“This is, like, the hugest thing I’ve ever done.”
That would be the three-dimensional metal sculpture Gulfport artist Gail Hendrickson is creating.
The sculpture was commissioned by the Mississippi Sound Maritime Historical Foundation, which is donating it to the city of Gulfport, foundation president John Harral said. This is the second piece of public art the foundation is giving the city.
The sculpture is a two-mast schooner with dolphins and waves pacing it.
“The masts are 12 feet total,” Hendrickson said. “With the dolphins, it’s 23 feet long.” She’s planning to have the sculpture ready for the state’s bicentennial celebration at Centennial Park, March 31 and April 1.

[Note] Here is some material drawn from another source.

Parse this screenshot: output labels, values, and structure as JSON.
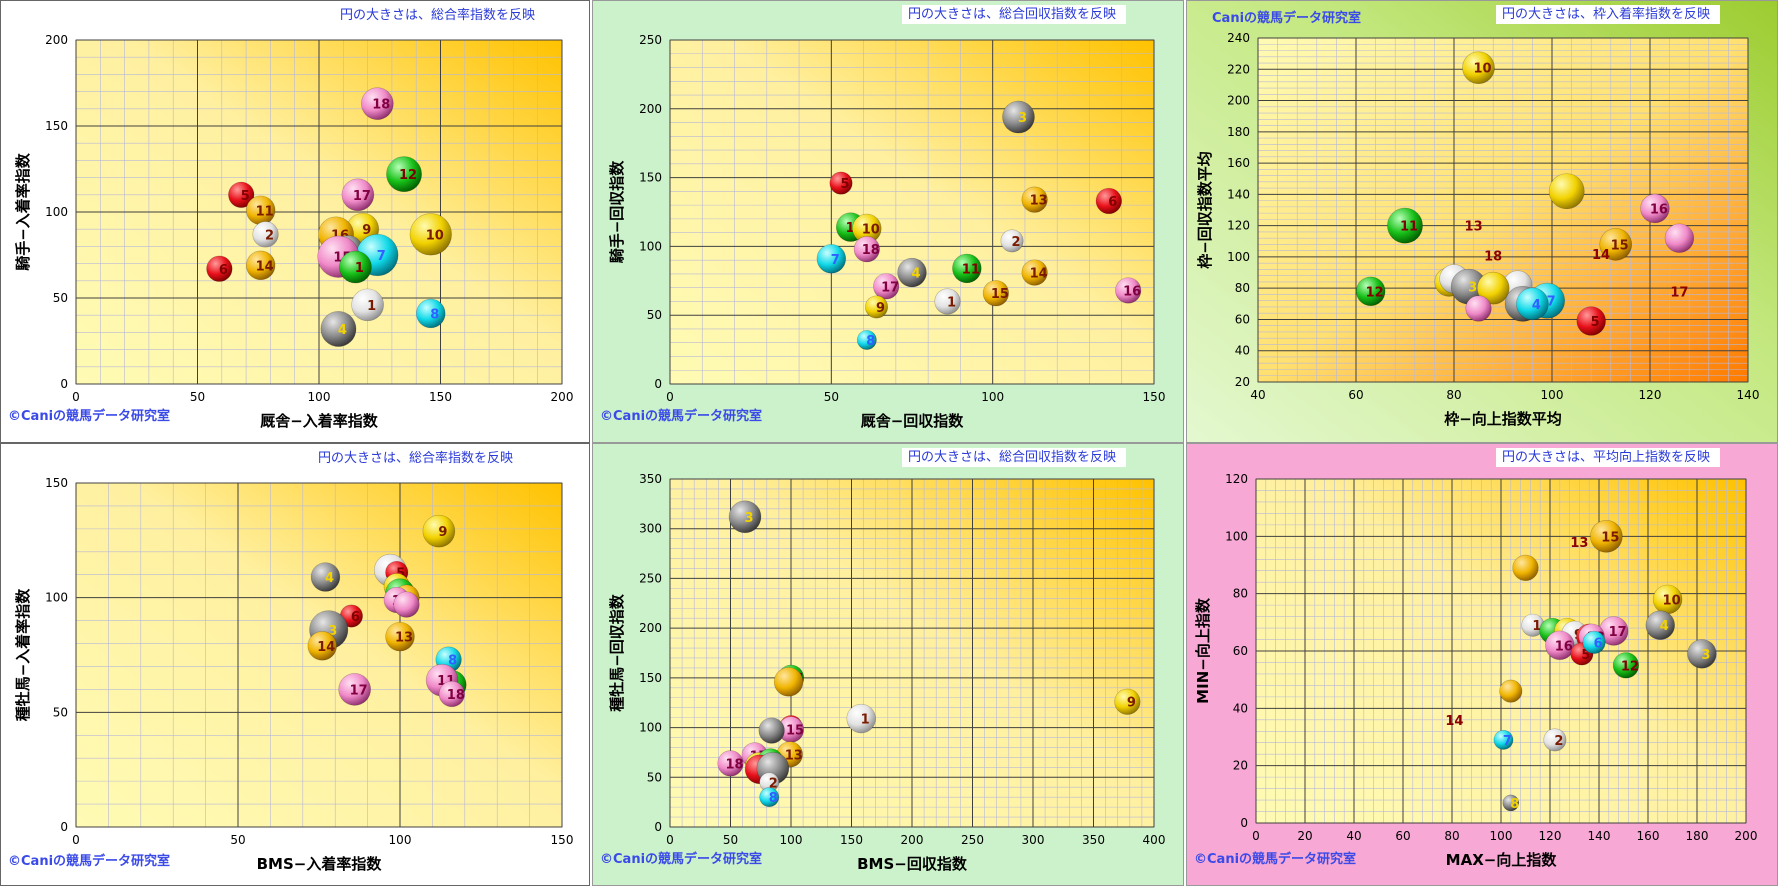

“It’ll be ready for display at the bicentennial party,” Harral said. “Gail will have a demonstration of cutting the steel there.
“We’ve invited Gulfport’s first lady (Paula Hewes) to break a bottle of champagne on the boat to christen it.”
The foundation would like to see the sculpture have a permanent home on the grounds of the Mississippi Aquarium.
“We have two years in the interim, so there needs to be a temporary location,” Harral said. “One possible place is in front of the old library, and another is maybe Jones Park. As large as it is, it needs a large area. It’s the city’s decision, but those are two good locations.”
Hendrickson was inspired by the Biloxi schooners built of necessity at the turn of the 20th century on the Mississippi Coast. After a hurricane in the 1890s destroyed most of the Coast’s original fishing schooner fleet, local builders designed a schooner adapted to the shallower waters of the Sound, as well as bayous and lakes.
She showed two boat designs to the group, who “loved the schooner.”
“I asked them, ‘How big do you want it? Eight feet?’” she said. “They said, ‘How about 12?’” Henrickson used software to increase the scale, incorporating a bit of engineering into her work as an artist.
She also has taken the Coast’s weather into consideration. The masts will pivot on a 1-inch bolt, allowing them to move ever so slightly in normal winds .“The masts will fold down for a hurricane,” she said.
Right now, she’s cutting the steel pieces on sunny days. After all, this is an outdoor art project.
“This is almost like a dress pattern laid out on fabric,” she said. Indeed, sturdy plastic pattern pieces were laid on the steel to mark the lines. From there, Hendrickson cuts each piece of the sheet metal with an acetylene torch. The pieces are very heavy, so assistant Eric Wiseman helps with heavy lifting and keeping project supplies handy and in stock. A large bucket of water sits underneath in case any sparks flying from the torch should decide to go awry.
“Most people know the crabs I do,” she said, referring to her painted works featuring crabs, crawfish and other critters. “(Working at this scale) is a lot easier. There’s room for error. With a smaller piece, there’s no room for error.”
Hendrickson is adding a couple of touches sailors will appreciate.
“On the front, ‘Gulfport’ will be spelled out in nautical flags, and on the back, ‘One Coast’ will be spelled out in flags,” she said.